Background: Group 2 innate lymphoid cells (ILC2s) and CD4+ TH2 cells are the cores of type 2 immunity in the lungs and play central roles in the pathology of asthma. ILC2s rapidly produce innate type 2 cytokines in response to environmental allergens, whereas TH2 cells provide adaptive antigen-specific immune memory. However, little is known regarding the interaction between the innate and adaptive arms of type 2 immunity. Objective: We investigated the roles of ILC2s in establishing adaptive antigen-specific immunity in a mouse model of human asthma. Methods: ILC2-deficient mice were intranasally sensitized to ovalbumin (OVA) using Alternaria extract as an adjuvant. Innate and adaptive responses were assessed by flow cytometry and by intranasal OVA recall challenge. The underlying mechanisms were investigated using gene-deficient mice, in vivo antibody neutralization, adoptive transfer of ILC2s, and in vitro culture systems. Results: Exposure of naive mice to the fungal allergen Alternaria increased the number of lung dendritic cells (DCs), activated migratory DCs, and promoted DC production of the TH2-recruiting chemokines CCL17 and CCL22; these responses were significantly suppressed in ILC2-deficient mice.

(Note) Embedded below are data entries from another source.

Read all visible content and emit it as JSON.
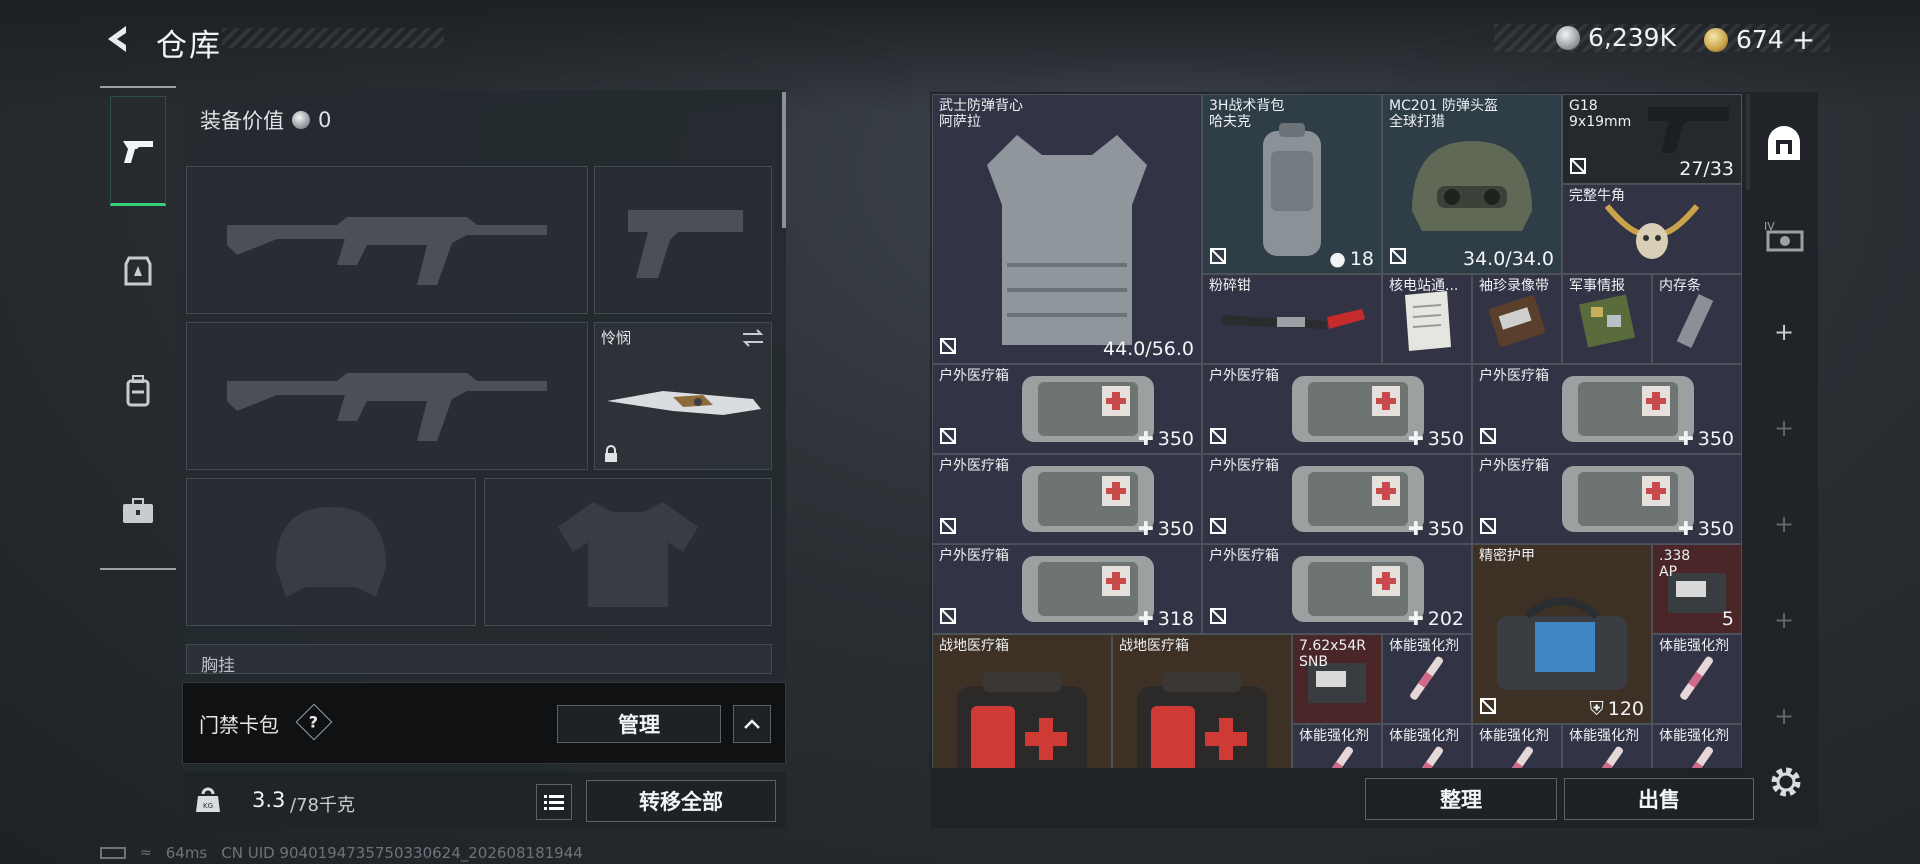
{
  "header": {
    "title": "仓库",
    "currency_silver": "6,239K",
    "currency_gold": "674",
    "add_symbol": "+"
  },
  "sidebar": {
    "items": [
      {
        "icon": "pistol-icon",
        "active": true
      },
      {
        "icon": "armor-badge-icon",
        "active": false
      },
      {
        "icon": "backpack-icon",
        "active": false
      },
      {
        "icon": "briefcase-icon",
        "active": false
      }
    ]
  },
  "loadout": {
    "equip_value_label": "装备价值",
    "equip_value": "0",
    "melee_name": "怜悯",
    "chest_rig_label": "胸挂",
    "keycard_label": "门禁卡包",
    "help_symbol": "?",
    "manage_label": "管理",
    "weight_current": "3.3",
    "weight_max": "/78千克",
    "transfer_all_label": "转移全部"
  },
  "stash": {
    "items": [
      {
        "name": "武士防弹背心\n阿萨拉",
        "value": "44.0/56.0",
        "icon": "body-armor-vest"
      },
      {
        "name": "3H战术背包\n哈夫克",
        "value": "18",
        "icon": "tactical-backpack"
      },
      {
        "name": "MC201 防弹头盔\n全球打猎",
        "value": "34.0/34.0",
        "icon": "ballistic-helmet"
      },
      {
        "name": "G18\n9x19mm",
        "value": "27/33",
        "icon": "pistol"
      },
      {
        "name": "完整牛角",
        "value": "",
        "icon": "horn-skull"
      },
      {
        "name": "粉碎钳",
        "value": "",
        "icon": "crusher-pliers"
      },
      {
        "name": "核电站通...",
        "value": "",
        "icon": "document-paper"
      },
      {
        "name": "袖珍录像带",
        "value": "",
        "icon": "cassette"
      },
      {
        "name": "军事情报",
        "value": "",
        "icon": "intel-board"
      },
      {
        "name": "内存条",
        "value": "",
        "icon": "ram-stick"
      },
      {
        "name": "户外医疗箱",
        "value": "350",
        "icon": "medkit"
      },
      {
        "name": "户外医疗箱",
        "value": "350",
        "icon": "medkit"
      },
      {
        "name": "户外医疗箱",
        "value": "350",
        "icon": "medkit"
      },
      {
        "name": "户外医疗箱",
        "value": "350",
        "icon": "medkit"
      },
      {
        "name": "户外医疗箱",
        "value": "350",
        "icon": "medkit"
      },
      {
        "name": "户外医疗箱",
        "value": "350",
        "icon": "medkit"
      },
      {
        "name": "户外医疗箱",
        "value": "318",
        "icon": "medkit"
      },
      {
        "name": "户外医疗箱",
        "value": "202",
        "icon": "medkit"
      },
      {
        "name": "精密护甲",
        "value": "120",
        "icon": "armor-bag"
      },
      {
        "name": ".338\nAP",
        "value": "5",
        "icon": "ammo-box"
      },
      {
        "name": "战地医疗箱",
        "value": "",
        "icon": "first-aid-case"
      },
      {
        "name": "战地医疗箱",
        "value": "",
        "icon": "first-aid-case"
      },
      {
        "name": "7.62x54R\nSNB",
        "value": "",
        "icon": "ammo-box"
      },
      {
        "name": "体能强化剂",
        "value": "",
        "icon": "syringe"
      },
      {
        "name": "体能强化剂",
        "value": "",
        "icon": "syringe"
      },
      {
        "name": "体能强化剂",
        "value": "",
        "icon": "syringe"
      },
      {
        "name": "体能强化剂",
        "value": "",
        "icon": "syringe"
      },
      {
        "name": "体能强化剂",
        "value": "",
        "icon": "syringe"
      },
      {
        "name": "体能强化剂",
        "value": "",
        "icon": "syringe"
      },
      {
        "name": "体能强化剂",
        "value": "",
        "icon": "syringe"
      }
    ],
    "sort_label": "整理",
    "sell_label": "出售"
  },
  "rail": {
    "items": [
      "stash-home-icon",
      "iv-container-icon",
      "add-icon",
      "add-icon",
      "add-icon",
      "add-icon",
      "add-icon"
    ]
  },
  "footer": {
    "ping": "64ms",
    "uid": "CN UID 9040194735750330624_202608181944"
  }
}
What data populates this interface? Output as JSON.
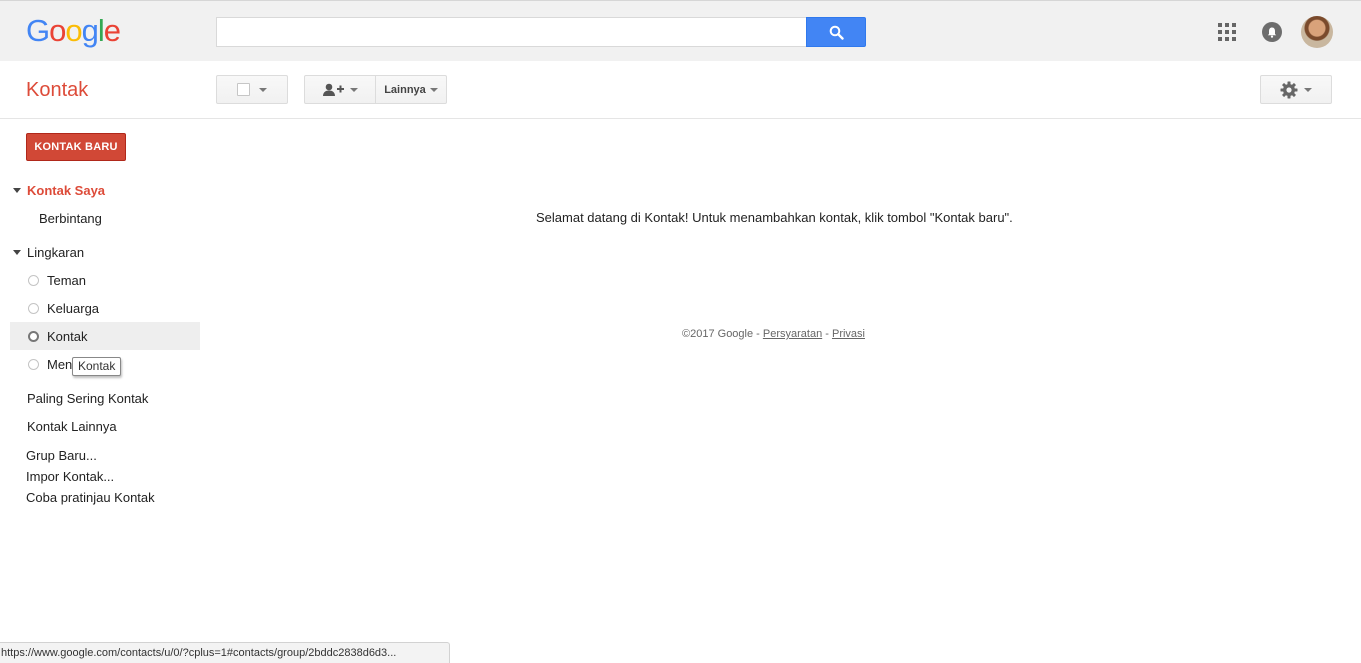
{
  "header": {
    "logo_letters": [
      {
        "ch": "G",
        "color": "#4285f4"
      },
      {
        "ch": "o",
        "color": "#ea4335"
      },
      {
        "ch": "o",
        "color": "#fbbc05"
      },
      {
        "ch": "g",
        "color": "#4285f4"
      },
      {
        "ch": "l",
        "color": "#34a853"
      },
      {
        "ch": "e",
        "color": "#ea4335"
      }
    ],
    "search_value": "",
    "search_icon": "search-icon",
    "apps_icon": "apps-grid-icon",
    "notifications_icon": "notifications-bell-icon"
  },
  "toolbar": {
    "app_title": "Kontak",
    "more_label": "Lainnya",
    "settings_icon": "gear-icon",
    "add_contact_icon": "add-person-icon"
  },
  "sidebar": {
    "new_contact_label": "KONTAK BARU",
    "my_contacts_label": "Kontak Saya",
    "starred_label": "Berbintang",
    "circles_label": "Lingkaran",
    "circle_items": [
      "Teman",
      "Keluarga",
      "Kontak",
      "Men"
    ],
    "selected_circle": "Kontak",
    "tooltip_text": "Kontak",
    "most_contacted_label": "Paling Sering Kontak",
    "other_contacts_label": "Kontak Lainnya",
    "new_group_label": "Grup Baru...",
    "import_label": "Impor Kontak...",
    "preview_label": "Coba pratinjau Kontak"
  },
  "main": {
    "welcome_text": "Selamat datang di Kontak! Untuk menambahkan kontak, klik tombol \"Kontak baru\".",
    "footer_copyright": "©2017 Google - ",
    "footer_terms": "Persyaratan",
    "footer_sep": " - ",
    "footer_privacy": "Privasi"
  },
  "statusbar": {
    "url": "https://www.google.com/contacts/u/0/?cplus=1#contacts/group/2bddc2838d6d3..."
  },
  "colors": {
    "brand_red": "#dd4b39",
    "button_red": "#d14836",
    "search_blue": "#4285f4"
  }
}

Consequently, ILC2-deficient mice failed to develop TH2-type tissue-resident memory CD4+ T cells in the lungs and antigen-induced type 2 airway inflammation, which were restored by adoptive transfer of lung ILC2s. Granulocyte-macrophage colony-stimulating factor produced by ILC2s was indispensable in promoting these DC responses and development of lung tissue-resident memory T cells. Conclusion: ILC2s license lung DCs via granulocyte-macrophage colony-stimulating factor to prime and recruit TH2 cells, establishing antigen-specific T-cell immune memory in the lungs.